Mientras tanto, Marta y Pelayo redoblaron esfuerzos para convencer a Cobeaga de que regresara al trabajo. Finalmente, lo lograron. El empresario volvió y Luis y Cristina se sumergieron en la creación de un nuevo perfume. A pesar de sus diferencias en el enfoque, algo empezó a brotar entre ellos: una sutil, inesperada conexión. Animada por el respaldo de Fina, Marta le comunicó a Pelayo su total apoyo en su aspiración política: convertirse en gobernador civil. Él, emocionado y agradecido, abrazó la idea con ilusión renovada. Por primera vez, sintió que su sueño podía materializarse, y que no estaba solo en el camino.

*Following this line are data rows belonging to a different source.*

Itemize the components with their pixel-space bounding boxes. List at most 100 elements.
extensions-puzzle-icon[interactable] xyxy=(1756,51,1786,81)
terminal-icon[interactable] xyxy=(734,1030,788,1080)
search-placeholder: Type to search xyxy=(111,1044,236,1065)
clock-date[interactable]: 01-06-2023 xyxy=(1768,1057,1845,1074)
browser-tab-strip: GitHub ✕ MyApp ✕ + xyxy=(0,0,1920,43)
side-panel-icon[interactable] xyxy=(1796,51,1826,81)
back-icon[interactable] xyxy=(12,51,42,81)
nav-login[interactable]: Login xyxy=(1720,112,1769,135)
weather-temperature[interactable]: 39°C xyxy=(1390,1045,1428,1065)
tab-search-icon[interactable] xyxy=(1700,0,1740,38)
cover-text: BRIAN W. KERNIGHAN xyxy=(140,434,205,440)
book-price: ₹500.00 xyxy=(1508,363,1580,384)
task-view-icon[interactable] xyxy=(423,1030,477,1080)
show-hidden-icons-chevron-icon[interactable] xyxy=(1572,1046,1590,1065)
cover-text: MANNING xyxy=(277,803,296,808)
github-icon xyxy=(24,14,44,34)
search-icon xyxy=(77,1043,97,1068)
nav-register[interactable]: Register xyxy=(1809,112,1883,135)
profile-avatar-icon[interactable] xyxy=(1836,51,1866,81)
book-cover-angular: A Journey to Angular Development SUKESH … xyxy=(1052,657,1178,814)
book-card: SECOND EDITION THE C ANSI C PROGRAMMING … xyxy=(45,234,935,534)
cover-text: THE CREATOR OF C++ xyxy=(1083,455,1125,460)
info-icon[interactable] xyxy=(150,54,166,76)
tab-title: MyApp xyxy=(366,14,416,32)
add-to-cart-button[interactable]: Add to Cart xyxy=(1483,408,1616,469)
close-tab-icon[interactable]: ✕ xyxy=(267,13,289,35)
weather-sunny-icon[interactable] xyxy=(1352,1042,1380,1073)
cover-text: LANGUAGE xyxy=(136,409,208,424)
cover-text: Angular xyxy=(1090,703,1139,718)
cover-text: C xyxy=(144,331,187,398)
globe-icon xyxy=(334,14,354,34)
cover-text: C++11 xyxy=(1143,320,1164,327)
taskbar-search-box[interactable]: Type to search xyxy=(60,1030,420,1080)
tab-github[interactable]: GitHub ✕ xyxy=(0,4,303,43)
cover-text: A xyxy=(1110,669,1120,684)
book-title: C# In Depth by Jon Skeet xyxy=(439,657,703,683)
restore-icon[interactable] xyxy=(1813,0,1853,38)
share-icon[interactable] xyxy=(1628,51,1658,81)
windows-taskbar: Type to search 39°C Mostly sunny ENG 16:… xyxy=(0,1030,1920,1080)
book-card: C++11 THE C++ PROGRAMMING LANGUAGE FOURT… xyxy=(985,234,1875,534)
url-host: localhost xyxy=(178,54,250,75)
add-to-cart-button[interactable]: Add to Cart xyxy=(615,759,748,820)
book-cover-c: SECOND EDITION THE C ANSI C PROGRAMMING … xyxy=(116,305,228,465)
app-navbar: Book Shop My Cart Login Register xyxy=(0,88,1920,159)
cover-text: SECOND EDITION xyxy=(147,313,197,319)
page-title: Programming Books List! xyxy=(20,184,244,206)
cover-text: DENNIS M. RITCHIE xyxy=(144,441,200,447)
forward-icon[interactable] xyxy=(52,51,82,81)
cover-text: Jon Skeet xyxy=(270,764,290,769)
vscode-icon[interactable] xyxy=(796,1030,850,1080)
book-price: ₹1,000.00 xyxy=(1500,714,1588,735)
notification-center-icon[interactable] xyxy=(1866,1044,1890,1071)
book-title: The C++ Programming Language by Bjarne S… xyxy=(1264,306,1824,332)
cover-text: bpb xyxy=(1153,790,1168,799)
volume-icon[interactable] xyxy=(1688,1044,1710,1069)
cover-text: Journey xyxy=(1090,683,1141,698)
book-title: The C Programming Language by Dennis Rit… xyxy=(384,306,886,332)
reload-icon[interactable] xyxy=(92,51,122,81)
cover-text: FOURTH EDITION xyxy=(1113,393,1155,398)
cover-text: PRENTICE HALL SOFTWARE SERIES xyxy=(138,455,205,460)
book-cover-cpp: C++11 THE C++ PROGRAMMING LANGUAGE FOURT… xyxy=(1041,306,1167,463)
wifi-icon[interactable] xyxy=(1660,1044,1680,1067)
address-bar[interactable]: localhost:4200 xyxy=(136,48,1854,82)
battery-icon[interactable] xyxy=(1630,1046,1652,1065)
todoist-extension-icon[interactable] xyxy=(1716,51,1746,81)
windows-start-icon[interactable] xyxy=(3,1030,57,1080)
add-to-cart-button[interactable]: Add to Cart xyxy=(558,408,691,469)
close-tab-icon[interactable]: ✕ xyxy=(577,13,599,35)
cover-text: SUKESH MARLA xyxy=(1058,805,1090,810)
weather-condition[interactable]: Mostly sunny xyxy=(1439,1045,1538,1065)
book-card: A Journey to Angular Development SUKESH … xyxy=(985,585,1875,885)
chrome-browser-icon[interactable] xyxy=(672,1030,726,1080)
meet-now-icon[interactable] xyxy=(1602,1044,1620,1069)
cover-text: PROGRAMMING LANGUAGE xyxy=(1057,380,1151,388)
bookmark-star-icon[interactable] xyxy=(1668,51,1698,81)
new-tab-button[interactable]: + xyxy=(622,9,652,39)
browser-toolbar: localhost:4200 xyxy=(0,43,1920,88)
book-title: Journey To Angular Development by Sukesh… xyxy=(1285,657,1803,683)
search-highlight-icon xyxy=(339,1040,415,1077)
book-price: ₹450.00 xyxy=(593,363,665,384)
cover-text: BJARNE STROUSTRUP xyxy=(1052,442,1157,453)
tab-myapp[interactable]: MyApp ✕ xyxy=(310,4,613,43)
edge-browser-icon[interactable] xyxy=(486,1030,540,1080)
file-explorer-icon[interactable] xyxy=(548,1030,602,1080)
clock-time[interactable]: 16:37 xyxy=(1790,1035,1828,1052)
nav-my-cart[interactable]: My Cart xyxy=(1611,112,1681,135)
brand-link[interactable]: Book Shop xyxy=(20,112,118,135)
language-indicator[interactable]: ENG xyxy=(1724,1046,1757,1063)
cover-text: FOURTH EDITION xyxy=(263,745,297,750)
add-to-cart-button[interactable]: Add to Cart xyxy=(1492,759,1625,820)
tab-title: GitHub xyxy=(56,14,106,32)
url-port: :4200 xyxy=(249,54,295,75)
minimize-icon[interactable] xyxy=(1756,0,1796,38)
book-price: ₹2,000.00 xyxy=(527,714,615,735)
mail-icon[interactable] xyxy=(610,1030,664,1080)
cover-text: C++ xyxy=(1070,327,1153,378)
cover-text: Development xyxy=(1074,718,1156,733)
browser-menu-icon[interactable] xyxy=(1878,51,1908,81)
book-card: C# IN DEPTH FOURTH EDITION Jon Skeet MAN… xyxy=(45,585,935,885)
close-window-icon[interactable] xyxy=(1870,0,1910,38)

Fina no pasó por su mejor momento en 'Sueños de libertad'
Fina, por su parte, atravesó un desasosiego profundo. Buscó, sin saber exactamente qué, algo que le devolviera un sentido a su vida, una meta que le perteneciera. Se sintió vacía, como si su identidad se hubiese diluido entre los días. En medio de todo eso, Begoña y María trataron de ocultar a Julia la reciente tragedia. No querían que la niña se enterara del intento de suicidio. Pero Julia no era tonta. Algo sospechó. Las lesiones de su nueva madrastra no pasaron desapercibidas.
Luis y Cristina redoblaron esfuerzos para dar con una fragancia que dejara huella, una creación que impresionara a Cobeaga. En ese delicado arte, cada nota aromática fue una promesa, una declaración. Y mientras los aromas se entrelazaban en el laboratorio, don Pedro visitó a María. Sus palabras fueron una advertencia: el rendimiento de Andrés no dejaba de caer. La preocupación creció, como una sombra que amenazaba con envolverlo todo.